MALANG – Kementerian Kependudukan dan Pembangunan Keluarga/Badan Kependudukan Keluarga Berencana Nasional (Kemendukbangga/BKKBN) Perwakilan Provinsi Jawa Timur menggelar puncak peringatan Hari Keluarga Nasional (Harganas) ke-33 Tahun 2026 di Pendopo Agung Kabupaten Malang, Rabu (29/7).
Mengusung tema “Ayah Wajib Hadir, Keluarga Berkualitas Menuju Indonesia Maju”, peringatan Harganas tahun ini difokuskan untuk memperkuat ketahanan keluarga dan mengakselerasi penanganan stunting melalui kolaborasi lintas sektor.
Kepala Perwakilan BKKBN Provinsi Jawa Timur, Shodiqin, menegaskan Harganas harus diwujudkan dalam bentuk tindakan konkret yang berdampak langsung pada kesejahteraan masyarakat.
“Harganas menjadi momentum untuk memperkuat peran keluarga sebagai fondasi pembangunan bangsa. Tema Ayah Wajib Hadir mengingatkan bahwa kehadiran ayah dalam pengasuhan memiliki peran penting dalam tumbuh kembang anak. Upaya percepatan penurunan stunting juga tidak bisa dilakukan sendiri, melainkan butuh kolaborasi seluruh elemen pemerintah, dunia usaha, hingga para dermawan,” ujarnya.
Rangkaian kegiatan diawali dengan peninjauan lapangan di Desa Asrikaton, Kecamatan Pakis, Kabupaten Malang. Peninjauan menyasar kelompok prioritas 3B yakni ibu hamil, ibu menyusui, dan balita non-PAUD serta kesiapan operasional Satuan Pelayanan Pemenuhan Gizi (SPPG). SPPG tersebut ditargetkan melayani sedikitnya 300 sasaran kelompok 3B sesuai standar operasional Badan Gizi Nasional.
Dalam kunjungan tersebut, Kemendukbangga/BKKBN Jatim bersama mitra menyalurkan bantuan komprehensif.
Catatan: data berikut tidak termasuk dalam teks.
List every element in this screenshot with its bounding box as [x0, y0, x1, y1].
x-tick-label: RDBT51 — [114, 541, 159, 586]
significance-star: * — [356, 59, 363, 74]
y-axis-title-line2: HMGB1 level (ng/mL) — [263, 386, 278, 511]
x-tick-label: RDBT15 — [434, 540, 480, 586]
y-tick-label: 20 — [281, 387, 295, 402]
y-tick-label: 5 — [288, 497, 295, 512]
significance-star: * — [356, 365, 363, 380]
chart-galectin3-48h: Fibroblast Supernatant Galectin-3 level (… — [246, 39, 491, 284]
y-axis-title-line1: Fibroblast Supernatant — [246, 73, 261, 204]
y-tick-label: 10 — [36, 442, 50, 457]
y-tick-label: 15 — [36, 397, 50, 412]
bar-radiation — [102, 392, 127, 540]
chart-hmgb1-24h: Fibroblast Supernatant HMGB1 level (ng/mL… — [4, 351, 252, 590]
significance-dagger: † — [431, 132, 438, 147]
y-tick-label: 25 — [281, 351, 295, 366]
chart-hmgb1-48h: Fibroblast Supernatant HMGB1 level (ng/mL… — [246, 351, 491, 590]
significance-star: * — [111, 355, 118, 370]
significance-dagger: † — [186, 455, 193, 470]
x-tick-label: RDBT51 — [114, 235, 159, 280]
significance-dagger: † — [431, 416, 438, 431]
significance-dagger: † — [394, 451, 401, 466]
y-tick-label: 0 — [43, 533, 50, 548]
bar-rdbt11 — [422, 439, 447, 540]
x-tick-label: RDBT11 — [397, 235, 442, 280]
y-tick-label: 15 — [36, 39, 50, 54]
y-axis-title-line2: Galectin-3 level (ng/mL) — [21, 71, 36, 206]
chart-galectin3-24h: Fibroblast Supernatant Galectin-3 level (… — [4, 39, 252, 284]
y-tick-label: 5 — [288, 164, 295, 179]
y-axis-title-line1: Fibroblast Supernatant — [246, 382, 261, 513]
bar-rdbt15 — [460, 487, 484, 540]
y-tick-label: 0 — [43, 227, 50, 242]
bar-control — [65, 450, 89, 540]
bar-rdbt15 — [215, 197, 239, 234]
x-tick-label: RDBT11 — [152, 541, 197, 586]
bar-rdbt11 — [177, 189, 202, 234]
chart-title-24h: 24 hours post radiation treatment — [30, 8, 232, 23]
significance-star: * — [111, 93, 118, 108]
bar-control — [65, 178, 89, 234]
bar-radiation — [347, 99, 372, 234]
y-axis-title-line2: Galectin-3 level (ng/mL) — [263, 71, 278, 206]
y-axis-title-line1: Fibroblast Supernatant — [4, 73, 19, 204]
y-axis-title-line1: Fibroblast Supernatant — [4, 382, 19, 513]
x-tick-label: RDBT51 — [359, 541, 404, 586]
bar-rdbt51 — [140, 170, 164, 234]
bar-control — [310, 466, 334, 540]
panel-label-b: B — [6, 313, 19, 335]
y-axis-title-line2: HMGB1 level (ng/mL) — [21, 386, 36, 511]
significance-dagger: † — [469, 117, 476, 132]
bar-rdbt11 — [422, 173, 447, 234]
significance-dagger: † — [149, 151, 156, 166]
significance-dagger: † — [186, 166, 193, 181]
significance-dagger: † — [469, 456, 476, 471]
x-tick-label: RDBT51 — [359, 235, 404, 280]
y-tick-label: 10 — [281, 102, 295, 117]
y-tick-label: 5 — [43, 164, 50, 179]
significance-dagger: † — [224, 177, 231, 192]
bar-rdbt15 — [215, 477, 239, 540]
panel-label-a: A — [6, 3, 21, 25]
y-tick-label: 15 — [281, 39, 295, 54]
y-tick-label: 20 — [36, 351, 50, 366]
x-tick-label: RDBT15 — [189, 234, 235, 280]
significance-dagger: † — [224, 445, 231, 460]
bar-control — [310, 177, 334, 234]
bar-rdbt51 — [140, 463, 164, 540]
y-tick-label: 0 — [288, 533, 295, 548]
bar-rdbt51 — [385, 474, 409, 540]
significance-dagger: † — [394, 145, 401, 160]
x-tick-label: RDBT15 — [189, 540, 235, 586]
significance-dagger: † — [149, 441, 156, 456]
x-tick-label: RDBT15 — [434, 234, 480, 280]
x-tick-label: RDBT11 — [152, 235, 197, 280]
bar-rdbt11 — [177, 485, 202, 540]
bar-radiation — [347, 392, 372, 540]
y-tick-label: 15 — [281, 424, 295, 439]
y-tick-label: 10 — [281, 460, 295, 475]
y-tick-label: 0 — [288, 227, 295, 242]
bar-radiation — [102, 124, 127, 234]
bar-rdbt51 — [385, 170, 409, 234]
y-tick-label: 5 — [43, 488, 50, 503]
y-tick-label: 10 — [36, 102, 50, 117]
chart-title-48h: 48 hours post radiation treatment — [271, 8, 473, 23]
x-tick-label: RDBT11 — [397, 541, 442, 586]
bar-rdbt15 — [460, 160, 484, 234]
Bantuan meliputi nutrisi melalui Program Makan Bergizi Gratis (MBG), paket sembako dari Baznas Kabupaten Malang, Program Rumah Layak Huni (RLTH), dan pembangunan fasilitas jamban sehat.
Bantuan disalurkan melalui Gerakan Orang Tua Asuh Cegah Stunting (GENTING), gerakan gotong royong yang melibatkan pemerintah, BUMN, BUMD, dunia usaha, lembaga filantropi, dan masyarakat untuk memperbaiki kualitas gizi serta sanitasi keluarga berisiko stunting.
Pada acara puncak, BKKBN Jatim memberikan penghargaan kepada 38 bupati/wali kota dan 38 Ketua TP-PKK kabupaten/kota se-Jawa Timur atas kontribusi dalam pembangunan keluarga dan percepatan penurunan stunting. Apresiasi juga diberikan kepada pengelola Taman Asuh Sayang Anak (Tamasya) dari unsur pemerintah maupun swasta.
Salah satu penerima manfaat MBG, Siti Badriyah, mengaku sangat terbantu. Putrinya, Aleya, telah menerima MBG secara rutin sejak usia satu tahun.
“Alhamdulillah, anak saya sudah mendapatkan MBG sejak usia satu tahun dan sampai sekarang rutin setiap hari. Menunya lengkap, ada sayur, telur, ayam, buah, kadang susu. Kami juga mendapat bantuan sembako. Bantuan ini sangat membantu kami yang memiliki keterbatasan ekonomi,” ungkapnya.
Shodiqin menekankan pentingnya keberlanjutan semangat gotong royong untuk mencetak generasi emas.
“Membangun keluarga berkualitas merupakan investasi jangka panjang bagi bangsa. Ketika ayah hadir, ibu mendapat dukungan, anak memperoleh gizi yang cukup, serta lingkungan tempat tinggal sehat, maka kita sedang menyiapkan generasi Indonesia yang sehat, unggul, dan mampu mewujudkan Indonesia Maju,” tutupnya.